Rispetto allo scorso anno rimane la grossa criticità dei crediti virtuali. È ancora troppo alto il divario tra quanto si guadagna dalle varie partite e sfide e la velocità con cui i crediti vengono spesi per i miglioramenti del proprio giocatore o della propria squadra MyTeam. Al punto che ci siamo trovati a dover scegliere su quale delle due modalità doverci concentrare per non incombere nel dover acquistare ulteriori crediti per ottenere risultati.
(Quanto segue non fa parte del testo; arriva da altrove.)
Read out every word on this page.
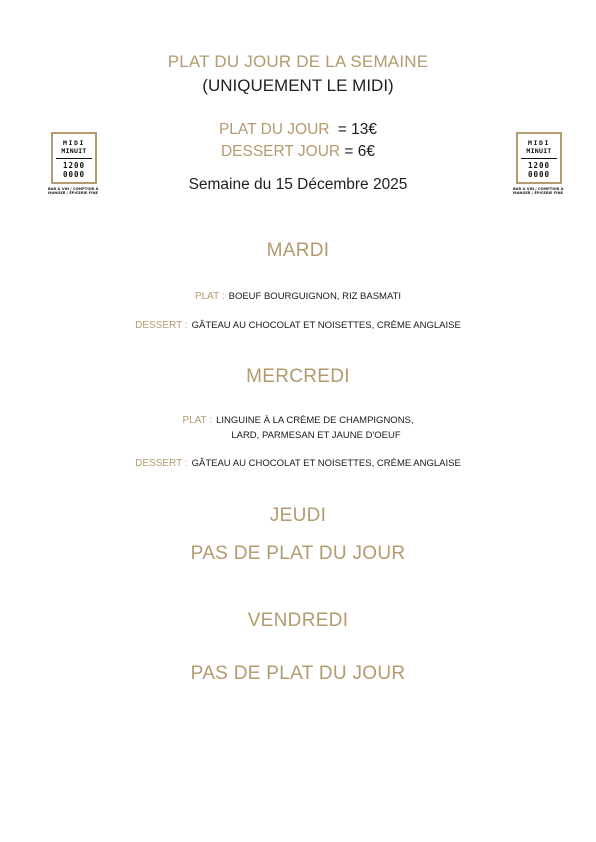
MIDI
MINUIT
1200
0000
BAR & VIN / COMPTOIR À
MANGER / ÉPICERIE FINE
MIDI
MINUIT
1200
0000
BAR & VIN / COMPTOIR À
MANGER / ÉPICERIE FINE
PLAT DU JOUR DE LA SEMAINE
(UNIQUEMENT LE MIDI)
PLAT DU JOUR = 13€
DESSERT JOUR = 6€
Semaine du 15 Décembre 2025
MARDI
PLAT : BOEUF BOURGUIGNON, RIZ BASMATI
DESSERT : GÂTEAU AU CHOCOLAT ET NOISETTES, CRÈME ANGLAISE
MERCREDI
PLAT : LINGUINE À LA CRÈME DE CHAMPIGNONS,
LARD, PARMESAN ET JAUNE D'OEUF
DESSERT : GÂTEAU AU CHOCOLAT ET NOISETTES, CRÈME ANGLAISE
JEUDI
PAS DE PLAT DU JOUR
VENDREDI
PAS DE PLAT DU JOUR
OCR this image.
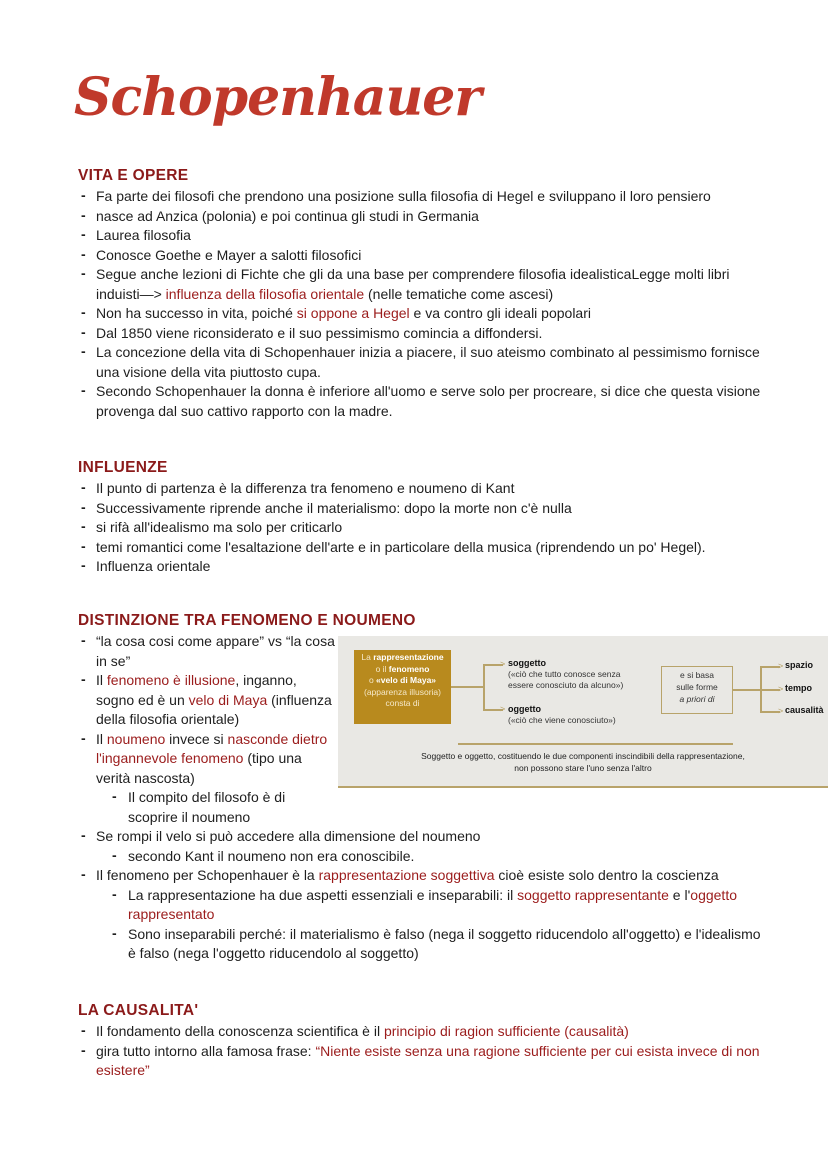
Schopenhauer
VITA E OPERE
- Fa parte dei filosofi che prendono una posizione sulla filosofia di Hegel e sviluppano il loro pensiero
- nasce ad Anzica (polonia) e poi continua gli studi in Germania
- Laurea filosofia
- Conosce Goethe e Mayer a salotti filosofici
- Segue anche lezioni di Fichte che gli da una base per comprendere filosofia idealisticaLegge molti libri induisti—> influenza della filosofia orientale (nelle tematiche come ascesi)
- Non ha successo in vita, poiché si oppone a Hegel e va contro gli ideali popolari
- Dal 1850 viene riconsiderato e il suo pessimismo comincia a diffondersi.
- La concezione della vita di Schopenhauer inizia a piacere, il suo ateismo combinato al pessimismo fornisce una visione della vita piuttosto cupa.
- Secondo Schopenhauer la donna è inferiore all'uomo e serve solo per procreare, si dice che questa visione provenga dal suo cattivo rapporto con la madre.
INFLUENZE
- Il punto di partenza è la differenza tra fenomeno e noumeno di Kant
- Successivamente riprende anche il materialismo: dopo la morte non c'è nulla
- si rifà all'idealismo ma solo per criticarlo
- temi romantici come l'esaltazione dell'arte e in particolare della musica (riprendendo un po' Hegel).
- Influenza orientale
DISTINZIONE TRA FENOMENO E NOUMENO
- “la cosa cosi come appare” vs “la cosa in se”
- Il fenomeno è illusione, inganno, sogno ed è un velo di Maya (influenza della filosofia orientale)
- Il noumeno invece si nasconde dietro l'ingannevole fenomeno (tipo una verità nascosta)
- Il compito del filosofo è di scoprire il noumeno
- Se rompi il velo si può accedere alla dimensione del noumeno
- secondo Kant il noumeno non era conoscibile.
- Il fenomeno per Schopenhauer è la rappresentazione soggettiva cioè esiste solo dentro la coscienza
- La rappresentazione ha due aspetti essenziali e inseparabili: il soggetto rappresentante e l'oggetto rappresentato
- Sono inseparabili perché: il materialismo è falso (nega il soggetto riducendolo all'oggetto) e l'idealismo è falso (nega l'oggetto riducendolo al soggetto)
La rappresentazione
o il fenomeno
o «velo di Maya»
(apparenza illusoria)
consta di
>
>
soggetto
(«ciò che tutto conosce senza essere conosciuto da alcuno»)
oggetto
(«ciò che viene conosciuto»)
e si basa
sulle forme
a priori di
>
>
>
spazio
tempo
causalità
Soggetto e oggetto, costituendo le due componenti inscindibili della rappresentazione, non possono stare l'uno senza l'altro
LA CAUSALITA'
- Il fondamento della conoscenza scientifica è il principio di ragion sufficiente (causalità)
- gira tutto intorno alla famosa frase: “Niente esiste senza una ragione sufficiente per cui esista invece di non esistere”
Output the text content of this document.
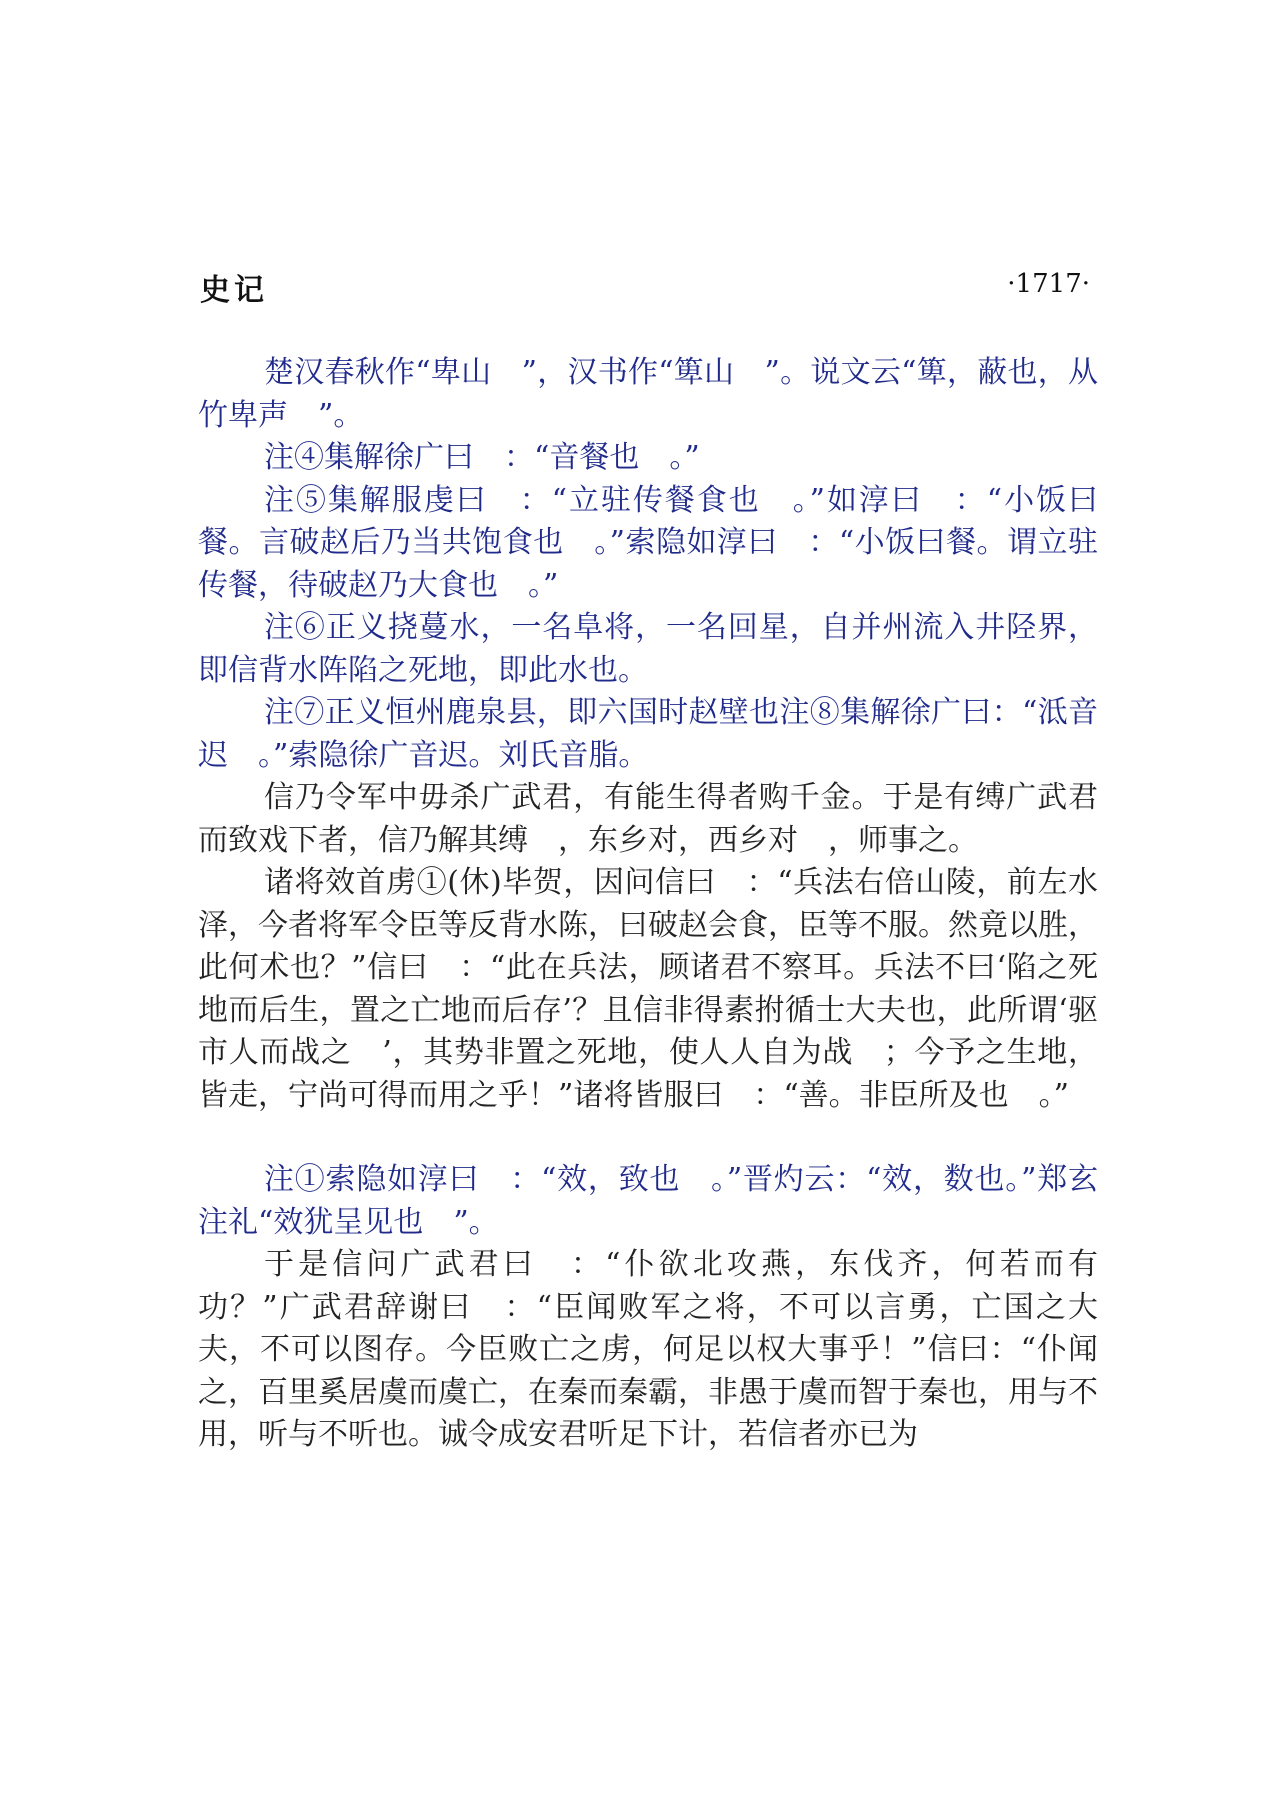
史记	·1717·

楚汉春秋作“卑山　”，汉书作“箄山　”。说文云“箄，蔽也，从竹卑声　”。

注④集解徐广曰　：“音餐也　。”

注⑤集解服虔曰　：“立驻传餐食也　。”如淳曰　：“小饭曰餐。言破赵后乃当共饱食也　。”索隐如淳曰　：“小饭曰餐。谓立驻传餐，待破赵乃大食也　。”

注⑥正义挠蔓水，一名阜将，一名回星，自并州流入井陉界，即信背水阵陷之死地，即此水也。

注⑦正义恒州鹿泉县，即六国时赵壁也注⑧集解徐广曰：“泜音迟　。”索隐徐广音迟。刘氏音脂。

信乃令军中毋杀广武君，有能生得者购千金。于是有缚广武君而致戏下者，信乃解其缚　，东乡对，西乡对　，师事之。

诸将效首虏①(休)毕贺，因问信曰　：“兵法右倍山陵，前左水泽，今者将军令臣等反背水陈，曰破赵会食，臣等不服。然竟以胜，此何术也？”信曰　：“此在兵法，顾诸君不察耳。兵法不曰‘陷之死地而后生，置之亡地而后存’？且信非得素拊循士大夫也，此所谓‘驱市人而战之　’，其势非置之死地，使人人自为战　；今予之生地，皆走，宁尚可得而用之乎！”诸将皆服曰　：“善。非臣所及也　。”

注①索隐如淳曰　：“效，致也　。”晋灼云：“效，数也。”郑玄注礼“效犹呈见也　”。

于是信问广武君曰　：“仆欲北攻燕，东伐齐，何若而有功？”广武君辞谢曰　：“臣闻败军之将，不可以言勇，亡国之大夫，不可以图存。今臣败亡之虏，何足以权大事乎！”信曰：“仆闻之，百里奚居虞而虞亡，在秦而秦霸，非愚于虞而智于秦也，用与不用，听与不听也。诚令成安君听足下计，若信者亦已为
Resta ancora molto difficile riuscire a vedere le piene potenzialità del proprio giocatore o la formazione della squadra dei propri sogni senza dover spendere di tasca propria, è questa la grande pecca che rischia di minare l’esperienza di gioco del simulatore 2K. Altra criticità da far presente: solo la Mamba Forever edition consentirà a chi l’ha acquistata di accedere gratuitamente alla versione del gioco next gen, lasciando dunque a mani vuote chi, in attesa delle nuove console aveva pensato di acquistare la standard edition su current gen.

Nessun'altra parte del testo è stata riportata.